Despite the tremendous success of adoptive T-cell therapies (ACT) in fighting certain hematologic malignancies, not all patients respond, a proportion experience relapse, and effective ACT of most solid tumors remains elusive. In order to improve responses to ACT suppressive barriers in the solid tumor microenvironment (TME) including insufficient nutrient availability must be overcome. Here we explored how enforced expression of the high-affinity glucose transporter GLUT3 impacted tumor-directed T cells. Overexpression of GLUT3 in primary murine CD8 T cells enhanced glucose uptake and increased glycogen and fatty acid storage, and was associated with increased mitochondrial fitness, reduced ROS levels, higher abundance of the anti-apoptotic protein Mcl-1, and better resistance to stress. Importantly, GLUT3-OT1 T cells conferred superior control of B16-OVA melanoma tumors and, in this same model, significantly improved survival. Moreover, a proportion of treated mice were cured and protected from re-challenge, indicative of long-term T cell persistence and memory formation. Enforcing expression of GLUT3 is thus a promising strategy to improve metabolic fitness and sustaining CD8 T cell effector function in the context of ACT.

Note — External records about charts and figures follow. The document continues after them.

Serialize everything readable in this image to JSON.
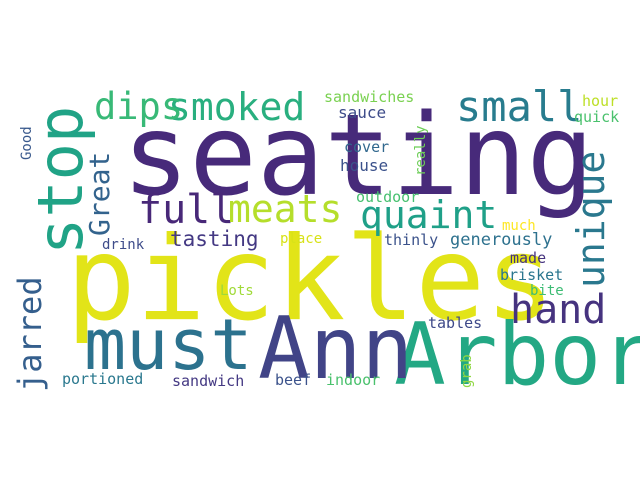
{
  "words": [
    {
      "text": "seating",
      "color": "#472a7a",
      "vertical": false
    },
    {
      "text": "pickles",
      "color": "#e2e418",
      "vertical": false
    },
    {
      "text": "Arbor",
      "color": "#23a884",
      "vertical": false
    },
    {
      "text": "Ann",
      "color": "#414487",
      "vertical": false
    },
    {
      "text": "must",
      "color": "#2c728e",
      "vertical": false
    },
    {
      "text": "stop",
      "color": "#20a386",
      "vertical": true
    },
    {
      "text": "smoked",
      "color": "#29af7f",
      "vertical": false
    },
    {
      "text": "dips",
      "color": "#38b977",
      "vertical": false
    },
    {
      "text": "small",
      "color": "#287c8e",
      "vertical": false
    },
    {
      "text": "full",
      "color": "#482878",
      "vertical": false
    },
    {
      "text": "meats",
      "color": "#b5de2b",
      "vertical": false
    },
    {
      "text": "quaint",
      "color": "#1fa088",
      "vertical": false
    },
    {
      "text": "unique",
      "color": "#2a788e",
      "vertical": true
    },
    {
      "text": "hand",
      "color": "#46337f",
      "vertical": false
    },
    {
      "text": "Great",
      "color": "#33638d",
      "vertical": true
    },
    {
      "text": "jarred",
      "color": "#355f8d",
      "vertical": true
    },
    {
      "text": "tasting",
      "color": "#443983",
      "vertical": false
    },
    {
      "text": "generously",
      "color": "#2d718e",
      "vertical": false
    },
    {
      "text": "sandwiches",
      "color": "#7ad151",
      "vertical": false
    },
    {
      "text": "sauce",
      "color": "#3e4c8a",
      "vertical": false
    },
    {
      "text": "cover",
      "color": "#31688e",
      "vertical": false
    },
    {
      "text": "house",
      "color": "#3b528b",
      "vertical": false
    },
    {
      "text": "outdoor",
      "color": "#46c06f",
      "vertical": false
    },
    {
      "text": "really",
      "color": "#6ece58",
      "vertical": true
    },
    {
      "text": "hour",
      "color": "#bddf26",
      "vertical": false
    },
    {
      "text": "quick",
      "color": "#4ac16d",
      "vertical": false
    },
    {
      "text": "Good",
      "color": "#38588c",
      "vertical": true
    },
    {
      "text": "thinly",
      "color": "#3b528b",
      "vertical": false
    },
    {
      "text": "much",
      "color": "#fde725",
      "vertical": false
    },
    {
      "text": "made",
      "color": "#46337f",
      "vertical": false
    },
    {
      "text": "drink",
      "color": "#3e4c8a",
      "vertical": false
    },
    {
      "text": "place",
      "color": "#d8e219",
      "vertical": false
    },
    {
      "text": "brisket",
      "color": "#2a768e",
      "vertical": false
    },
    {
      "text": "bite",
      "color": "#3dbc74",
      "vertical": false
    },
    {
      "text": "Lots",
      "color": "#a0da39",
      "vertical": false
    },
    {
      "text": "tables",
      "color": "#3e4989",
      "vertical": false
    },
    {
      "text": "grab",
      "color": "#90d743",
      "vertical": true
    },
    {
      "text": "portioned",
      "color": "#2a788e",
      "vertical": false
    },
    {
      "text": "sandwich",
      "color": "#443983",
      "vertical": false
    },
    {
      "text": "beef",
      "color": "#3b528b",
      "vertical": false
    },
    {
      "text": "indoor",
      "color": "#4ac16d",
      "vertical": false
    }
  ]
}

尽管过继性 T 细胞疗法(ACT)在治疗某些血液恶性肿瘤方面取得了巨大成功,但并非所有患者都有反应,一部分患者会复发,大多数实体瘤的有效 ACT 仍然难以实现。为了提高 ACT 的反应,必须克服实体瘤微环境(TME)中的抑制性障碍,包括营养物质的不足。在这里,我们研究了强制表达高亲和力葡萄糖转运蛋白 GLUT3 如何影响肿瘤定向 T 细胞。在原代小鼠 CD8 T 细胞中过表达 GLUT3 可增强葡萄糖摄取并增加糖原和脂肪酸储存,与增加线粒体适应性、降低 ROS 水平、增加抗凋亡蛋白 Mcl-1 的丰度以及更好地抵抗应激有关。重要的是,GLUT3-OT1 T 细胞可更好地控制 B16-OVA 黑色素瘤肿瘤,并且在相同模型中,可显著提高生存率。此外,一部分接受治疗的小鼠被治愈并免受再次挑战,这表明 T 细胞具有长期的持久性和记忆形成。因此,强制表达 GLUT3 是一种有前途的策略,可以改善代谢适应性,并在 ACT 背景下维持 CD8 T 细胞的效应功能。